My latest acquisition: SUCK UK’s Wingnut pencil sharpener, made by Russian designer Sasha Blagov for the Ukranian Shpinat Bureau.
I bought this sharpener in Paperchase (in Selfridges) for £6 (~$9; €8).
It is, as the name suggests, a sharpener shaped like a wingnut.
I did want to use an unsharpened pencil – you can see that the short blade of the wingnut sharpener will produce a much more obtuse angle than your average sharpener, so sharpening an already sharpened pencil with a normal angle down to a more obtuse angle would waste a lot of material. That means an unsharpened pencil was needed. The first pencil I tried to sharpen with it: a Venezuelan Mongol 480.
Sharpening did start well, but there soon was a point when it was difficult for the wood and lead to reach the blade, because the sharpening hole of the sharpener was too small for the pencil. My resulting annoyance with this sharpener is so big that I’ll to switch to a monologue now.
Is the Venezuelan Mongol wider than your average pencil? Maybe. Maybe that’s why it didn’t work. Hmm, let’s try another one. What other unsharpened pencils are on my desk – oh yes, there’s a Tombow Mono 100 in H. Let’s sharpen that one.
What? same problem again? Ok. I think I once read somewhere that the Tombow is wider than your average pencil, or did I mix that up? Anyway, let’s try another unsharpened pencil – here, a Chung Hwa 101 in 2B.
What the… The same thing happened again? ..and I spent £6 on this sharpener‽
You’d think sharpening should be easy with this sharpener, but unfortunately there seems to be a design flaw which means that it is very difficult if not impossible to sharpen many pencils.

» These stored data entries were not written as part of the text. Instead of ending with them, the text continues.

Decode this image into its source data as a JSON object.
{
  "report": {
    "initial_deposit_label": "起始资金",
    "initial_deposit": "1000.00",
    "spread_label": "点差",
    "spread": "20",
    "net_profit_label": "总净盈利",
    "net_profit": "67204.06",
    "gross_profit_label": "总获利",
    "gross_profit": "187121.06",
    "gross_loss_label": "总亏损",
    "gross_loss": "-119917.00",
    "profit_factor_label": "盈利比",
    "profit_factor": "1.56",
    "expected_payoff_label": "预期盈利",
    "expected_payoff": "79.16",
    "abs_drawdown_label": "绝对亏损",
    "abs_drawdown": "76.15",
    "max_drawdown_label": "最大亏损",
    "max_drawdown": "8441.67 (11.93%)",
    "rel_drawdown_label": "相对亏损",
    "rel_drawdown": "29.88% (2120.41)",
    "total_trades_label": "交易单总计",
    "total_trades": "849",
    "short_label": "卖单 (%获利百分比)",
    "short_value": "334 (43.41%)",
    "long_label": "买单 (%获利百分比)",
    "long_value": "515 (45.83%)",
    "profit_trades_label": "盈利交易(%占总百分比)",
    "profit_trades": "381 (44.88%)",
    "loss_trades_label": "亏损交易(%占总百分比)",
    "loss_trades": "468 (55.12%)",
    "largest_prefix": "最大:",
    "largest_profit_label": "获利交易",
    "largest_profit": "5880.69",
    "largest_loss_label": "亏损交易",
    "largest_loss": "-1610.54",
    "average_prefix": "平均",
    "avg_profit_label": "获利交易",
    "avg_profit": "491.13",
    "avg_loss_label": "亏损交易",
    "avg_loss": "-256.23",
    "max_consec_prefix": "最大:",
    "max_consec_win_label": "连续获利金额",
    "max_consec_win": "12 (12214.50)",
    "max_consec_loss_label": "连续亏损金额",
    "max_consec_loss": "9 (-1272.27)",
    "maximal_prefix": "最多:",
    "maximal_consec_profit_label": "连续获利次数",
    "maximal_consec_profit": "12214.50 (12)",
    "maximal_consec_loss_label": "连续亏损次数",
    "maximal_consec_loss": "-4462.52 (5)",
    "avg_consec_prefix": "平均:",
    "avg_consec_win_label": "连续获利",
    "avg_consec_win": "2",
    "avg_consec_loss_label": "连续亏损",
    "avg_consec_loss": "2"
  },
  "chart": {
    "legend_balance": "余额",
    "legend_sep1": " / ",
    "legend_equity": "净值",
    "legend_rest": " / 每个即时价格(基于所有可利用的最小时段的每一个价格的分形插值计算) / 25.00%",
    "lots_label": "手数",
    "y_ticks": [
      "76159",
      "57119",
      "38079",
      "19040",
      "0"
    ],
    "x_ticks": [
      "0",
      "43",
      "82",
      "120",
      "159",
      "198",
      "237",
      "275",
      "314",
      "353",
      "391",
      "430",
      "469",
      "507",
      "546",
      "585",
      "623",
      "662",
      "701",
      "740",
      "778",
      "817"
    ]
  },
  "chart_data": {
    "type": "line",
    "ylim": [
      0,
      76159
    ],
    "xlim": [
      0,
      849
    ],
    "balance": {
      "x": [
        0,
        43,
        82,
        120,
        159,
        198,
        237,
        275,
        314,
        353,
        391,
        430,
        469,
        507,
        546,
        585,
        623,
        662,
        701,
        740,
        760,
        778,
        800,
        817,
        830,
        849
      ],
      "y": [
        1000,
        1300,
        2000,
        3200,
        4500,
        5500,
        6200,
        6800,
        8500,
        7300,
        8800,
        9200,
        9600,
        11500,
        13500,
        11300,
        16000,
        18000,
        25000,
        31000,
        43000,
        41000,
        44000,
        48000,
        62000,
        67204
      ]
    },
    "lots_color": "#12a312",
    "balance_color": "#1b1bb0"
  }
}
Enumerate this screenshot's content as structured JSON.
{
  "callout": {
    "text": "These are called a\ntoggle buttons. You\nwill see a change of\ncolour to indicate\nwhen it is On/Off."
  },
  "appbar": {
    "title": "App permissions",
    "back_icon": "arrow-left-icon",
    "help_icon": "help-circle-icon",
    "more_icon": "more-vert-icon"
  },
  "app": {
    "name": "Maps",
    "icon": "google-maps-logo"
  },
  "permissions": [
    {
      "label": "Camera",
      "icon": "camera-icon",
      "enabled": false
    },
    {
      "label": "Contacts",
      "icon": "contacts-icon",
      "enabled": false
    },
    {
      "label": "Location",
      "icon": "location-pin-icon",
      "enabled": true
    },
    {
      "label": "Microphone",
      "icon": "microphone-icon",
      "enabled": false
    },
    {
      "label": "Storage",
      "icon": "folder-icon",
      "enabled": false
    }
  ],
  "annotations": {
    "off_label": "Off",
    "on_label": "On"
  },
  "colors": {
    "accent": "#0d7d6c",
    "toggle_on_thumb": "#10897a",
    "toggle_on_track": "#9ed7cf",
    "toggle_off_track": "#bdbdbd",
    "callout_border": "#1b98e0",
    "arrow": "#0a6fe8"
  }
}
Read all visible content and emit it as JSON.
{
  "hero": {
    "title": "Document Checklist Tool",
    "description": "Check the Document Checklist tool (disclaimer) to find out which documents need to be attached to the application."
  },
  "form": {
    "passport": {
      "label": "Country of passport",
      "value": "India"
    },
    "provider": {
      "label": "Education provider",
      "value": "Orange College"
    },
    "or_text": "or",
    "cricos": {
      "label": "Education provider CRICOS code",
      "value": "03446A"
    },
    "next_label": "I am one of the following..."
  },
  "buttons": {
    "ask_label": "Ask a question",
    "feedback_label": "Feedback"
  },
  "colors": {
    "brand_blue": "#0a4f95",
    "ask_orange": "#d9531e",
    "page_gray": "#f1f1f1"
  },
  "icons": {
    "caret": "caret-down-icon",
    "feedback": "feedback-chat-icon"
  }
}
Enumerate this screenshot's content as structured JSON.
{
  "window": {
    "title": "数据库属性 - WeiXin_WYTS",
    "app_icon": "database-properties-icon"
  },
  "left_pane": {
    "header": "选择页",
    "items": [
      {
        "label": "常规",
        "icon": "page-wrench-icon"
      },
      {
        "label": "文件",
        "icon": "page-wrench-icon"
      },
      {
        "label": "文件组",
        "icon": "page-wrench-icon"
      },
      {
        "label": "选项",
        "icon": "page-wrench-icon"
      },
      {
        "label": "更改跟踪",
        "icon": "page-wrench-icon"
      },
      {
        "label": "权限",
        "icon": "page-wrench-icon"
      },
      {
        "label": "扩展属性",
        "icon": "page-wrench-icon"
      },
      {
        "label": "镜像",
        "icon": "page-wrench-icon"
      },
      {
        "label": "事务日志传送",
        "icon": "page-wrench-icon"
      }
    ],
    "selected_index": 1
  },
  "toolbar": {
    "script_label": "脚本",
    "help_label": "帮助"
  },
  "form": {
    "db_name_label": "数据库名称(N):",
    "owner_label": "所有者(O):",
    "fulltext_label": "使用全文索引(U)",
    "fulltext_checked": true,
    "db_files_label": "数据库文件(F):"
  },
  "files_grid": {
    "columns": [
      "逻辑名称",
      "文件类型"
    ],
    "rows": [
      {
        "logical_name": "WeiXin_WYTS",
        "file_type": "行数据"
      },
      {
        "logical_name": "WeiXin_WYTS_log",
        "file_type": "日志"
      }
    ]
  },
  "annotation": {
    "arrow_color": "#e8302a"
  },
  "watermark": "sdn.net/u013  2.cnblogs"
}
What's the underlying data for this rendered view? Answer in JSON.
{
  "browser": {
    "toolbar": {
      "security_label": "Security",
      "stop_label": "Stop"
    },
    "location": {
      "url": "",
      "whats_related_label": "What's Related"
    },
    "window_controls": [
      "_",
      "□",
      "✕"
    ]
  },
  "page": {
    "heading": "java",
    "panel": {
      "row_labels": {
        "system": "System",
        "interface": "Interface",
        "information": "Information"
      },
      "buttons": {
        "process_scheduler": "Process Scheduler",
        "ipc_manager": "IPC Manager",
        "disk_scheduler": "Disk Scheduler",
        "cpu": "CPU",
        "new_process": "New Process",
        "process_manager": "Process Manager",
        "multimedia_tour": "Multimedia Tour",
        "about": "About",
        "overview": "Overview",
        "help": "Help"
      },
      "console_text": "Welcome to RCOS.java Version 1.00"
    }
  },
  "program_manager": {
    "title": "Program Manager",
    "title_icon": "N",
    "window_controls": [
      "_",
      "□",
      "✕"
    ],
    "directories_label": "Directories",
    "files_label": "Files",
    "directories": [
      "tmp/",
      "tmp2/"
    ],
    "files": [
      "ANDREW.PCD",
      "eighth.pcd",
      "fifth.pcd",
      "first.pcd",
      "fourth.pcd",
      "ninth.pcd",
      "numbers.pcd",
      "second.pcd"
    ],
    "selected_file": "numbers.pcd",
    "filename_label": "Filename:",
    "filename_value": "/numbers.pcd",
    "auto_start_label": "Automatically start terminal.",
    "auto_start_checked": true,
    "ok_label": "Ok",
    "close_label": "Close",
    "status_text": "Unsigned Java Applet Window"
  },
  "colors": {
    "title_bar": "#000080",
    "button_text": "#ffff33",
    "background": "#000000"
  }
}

One problem is that the ‘cone’ you insert the pencil into starts to narrow immediately. Other prism sharpeners don’t narrow immediately, but have an area that helps to guide the pencil. This helps to keep the pencil straight, so you can always achieve a point with the same angle. Because there is no guidance for the pencil in the wingnut sharpener it is difficult to hold the pencil at the right angle. For some pencils I got an angle as acute as 24°, for other the angle was up to 37°. This means that you easily end up with an inconsistent angle (wasting material) or with a broken point.
Another problem is that even though the opening of the sharpener is ~8mm, which should be sufficient as the diameter of most pencils’ diameter isn’t more than that, the blade doesn’t start until a bit later, by which point the prism has already narrowed and is too narrow for most pencils.
Is the wingnut sharpener for coloured pencils?
I’m usually using graphite pencils, so I thought this sharpener might be made for coloured pencils, but a look at the ISZ’s sharpener guide shows that the diameter of the sharpening hole should be even bigger if was a sharpener for coloured pencils.
The pencil will rest on the shoulders created by the sharpener, which makes it impossible to sharpen any further.
The wingnut sharpener leaves me very disappointed. It is obviously a novelty sharpener, but that shouldn’t mean that it’s unsuitable for most pencils. If it was just a bit bigger it would actually work. I wonder whether this sharpener was designed like this on purpose or whether things went wrong when the plans were turned into the finished products.